Os gregos e romanos usaram para fabricação de tecido, de papel, óleo e como cigarro também. No seriado Roma, vemos um breve diálogo sobre essa planta estranha vinda da Mesopotâmia.

No século XIX, o uso era comum entre artistas e escritores franceses. Também era fármaco para curar dores do corpo e problemas pulmonares. Pessoas ilustres como Balzac, Dumas, Baudelaire, Victor Hugo, Eugene Delacroix fumavam a cannabis; acreditavam na cura de doenças neurológicas.

Nos EUA e na América do Sul a maconha era vendida nas farmácias. Era uma droga lícita e economicamente importante para os países. Era usada por todos e, principalmente, pelas classes sociais mais pobres como ex-escravos, índios e imigrantes nos bairros e ruas das cidades maiores.

Mas, não demorou para que médicos, polícias e higienistas tomassem medidas para controlar o uso da cannabis pela população pobre. As elites criaram delegacias, inspetoria de entorpecentes para reprimir práticas religiosas indígenas e africanas com uso da erva. A ilegalidade da maconha foi instituída para as populações pobres. Não é uma história nobre; é uma história de repressão aos mais pobres e aos diferentes. A polícia apenas reprimia essa população.

Não é à toa que o ministério do meio ambiente e o vice-presidente chamam os ambientalistas, professores ou qualquer outro grupo de manifestantes de maconheiros. Faz parte da velha estratégia militar e policial acabar com a reputação e a liberdade daqueles que têm coragem para gritar contra a depredação do Brasil. Mas é uma estratégia tola, envelhecida, infantil.

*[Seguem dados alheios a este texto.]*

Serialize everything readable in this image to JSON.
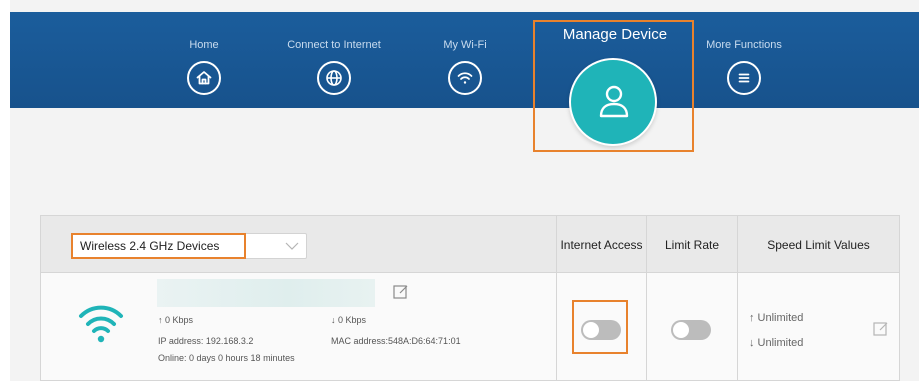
{
  "nav": {
    "items": [
      {
        "label": "Home",
        "icon": "home-icon"
      },
      {
        "label": "Connect to Internet",
        "icon": "globe-icon"
      },
      {
        "label": "My Wi-Fi",
        "icon": "wifi-icon"
      },
      {
        "label": "Manage Device",
        "icon": "user-icon",
        "active": true
      },
      {
        "label": "More Functions",
        "icon": "menu-icon"
      }
    ]
  },
  "table": {
    "device_filter": {
      "selected": "Wireless 2.4 GHz Devices"
    },
    "headers": {
      "internet_access": "Internet Access",
      "limit_rate": "Limit Rate",
      "speed_limit_values": "Speed Limit Values"
    },
    "rows": [
      {
        "connection_icon": "wifi-icon",
        "upload_rate": "↑ 0 Kbps",
        "download_rate": "↓ 0 Kbps",
        "ip_address": "IP address: 192.168.3.2",
        "mac_address": "MAC address:548A:D6:64:71:01",
        "online_time": "Online: 0 days 0 hours 18 minutes",
        "internet_access_enabled": false,
        "limit_rate_enabled": false,
        "upload_limit": "↑ Unlimited",
        "download_limit": "↓ Unlimited"
      }
    ]
  },
  "colors": {
    "nav_background": "#1b5d9c",
    "active_circle": "#1fb4b8",
    "highlight": "#e8822d",
    "wifi_icon": "#1fb4b8",
    "toggle_off": "#bcbcbc"
  }
}
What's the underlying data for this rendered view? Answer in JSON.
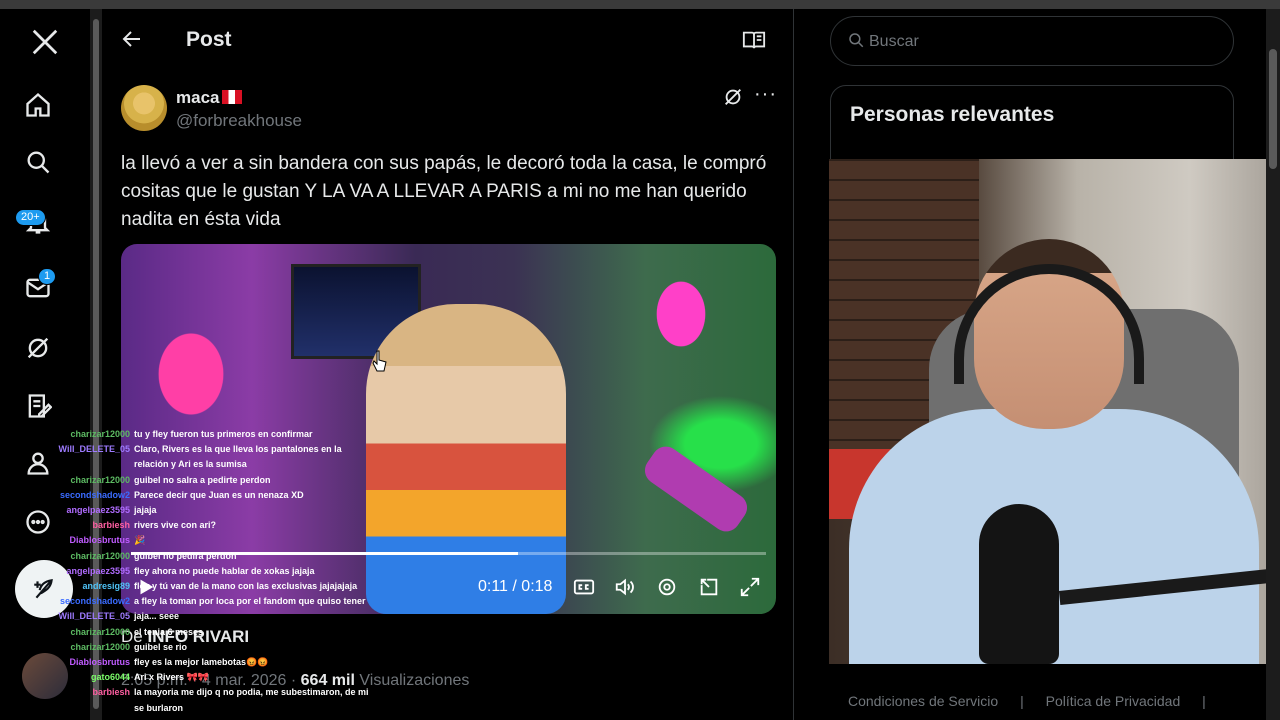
{
  "nav": {
    "notifications_badge": "20+",
    "messages_badge": "1"
  },
  "header": {
    "title": "Post"
  },
  "post": {
    "author_name": "maca",
    "author_handle": "@forbreakhouse",
    "text": "la llevó a ver a sin bandera con sus papás, le decoró toda la casa, le compró cositas que le gustan Y LA VA A LLEVAR A PARIS a mi no me han querido nadita en ésta vida",
    "video": {
      "time": "0:11 / 0:18",
      "progress_fraction": 0.61
    },
    "source_prefix": "De",
    "source_name": "INFO RIVARI",
    "date": "2:05 p.m. · 4 mar. 2026 ·",
    "views_count": "664 mil",
    "views_label": "Visualizaciones"
  },
  "sidebar": {
    "search_placeholder": "Buscar",
    "related_title": "Personas relevantes",
    "footer_terms": "Condiciones de Servicio",
    "footer_privacy": "Política de Privacidad",
    "footer_sep": "|"
  },
  "chat": [
    {
      "user": "charizar12000",
      "color": "#5dbb63",
      "msg": "tu y fley fueron tus primeros en confirmar"
    },
    {
      "user": "Will_DELETE_05",
      "color": "#9e7bff",
      "msg": "Claro, Rivers es la que lleva los pantalones en la"
    },
    {
      "user": "",
      "color": "#ffffff",
      "msg": "relación y Ari es la sumisa"
    },
    {
      "user": "charizar12000",
      "color": "#5dbb63",
      "msg": "guibel no salra a pedirte perdon"
    },
    {
      "user": "secondshadow2",
      "color": "#3a6bff",
      "msg": "Parece decir que Juan es un nenaza XD"
    },
    {
      "user": "angelpaez3595",
      "color": "#b06cff",
      "msg": "jajaja"
    },
    {
      "user": "barbiesh",
      "color": "#ff5fa2",
      "msg": "rivers vive con ari?"
    },
    {
      "user": "Diablosbrutus",
      "color": "#c05cff",
      "msg": "🎉"
    },
    {
      "user": "charizar12000",
      "color": "#5dbb63",
      "msg": "guibel no pedira perdon"
    },
    {
      "user": "angelpaez3595",
      "color": "#b06cff",
      "msg": "fley ahora no puede hablar de xokas jajaja"
    },
    {
      "user": "andresig89",
      "color": "#4fc3f7",
      "msg": "fley y tú van de la mano con las exclusivas jajajajaja"
    },
    {
      "user": "secondshadow2",
      "color": "#3a6bff",
      "msg": "a fley la toman por loca por el fandom que quiso tener"
    },
    {
      "user": "Will_DELETE_05",
      "color": "#9e7bff",
      "msg": "jaja... seee"
    },
    {
      "user": "charizar12000",
      "color": "#5dbb63",
      "msg": "el tenia 6 meses"
    },
    {
      "user": "charizar12000",
      "color": "#5dbb63",
      "msg": "guibel se rio"
    },
    {
      "user": "Diablosbrutus",
      "color": "#c05cff",
      "msg": "fley es la mejor lamebotas😡😡"
    },
    {
      "user": "gato6044",
      "color": "#7dff6b",
      "msg": "Ari x Rivers 🎀🎀"
    },
    {
      "user": "barbiesh",
      "color": "#ff5fa2",
      "msg": "la mayoria me dijo q no podia, me subestimaron, de mi"
    },
    {
      "user": "",
      "color": "#ffffff",
      "msg": "se burlaron"
    }
  ]
}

Não compremos esses produtos.

*Marta Bellini

*Professora aposentada da Universidade Estadual de Maringá. Com doutorado em Psicologia, mestrado em educação e graduação em Biologia, diletante em Literatura, uma ornitorrinco, tem a sorte de continuar a ser integrante do Grupo de pesquisa Science Studies CNPq-UEM, na mesma universidade, grupo interdisciplinar de pessoas da filosofia, pedagogia, biologia, física, psicologia entre outras áreas. Sindicalistas nos períodos necessários, teve a honra de participar com colegas de duas grandes greves, a de setembro de 2001 a março de 2002, e a de abril-maio de 2015, as duas contra privatização das universidades públicas do Paraná e a última, também contra a reforma da previdência, além, é claro, de lutar da dignidade salarial.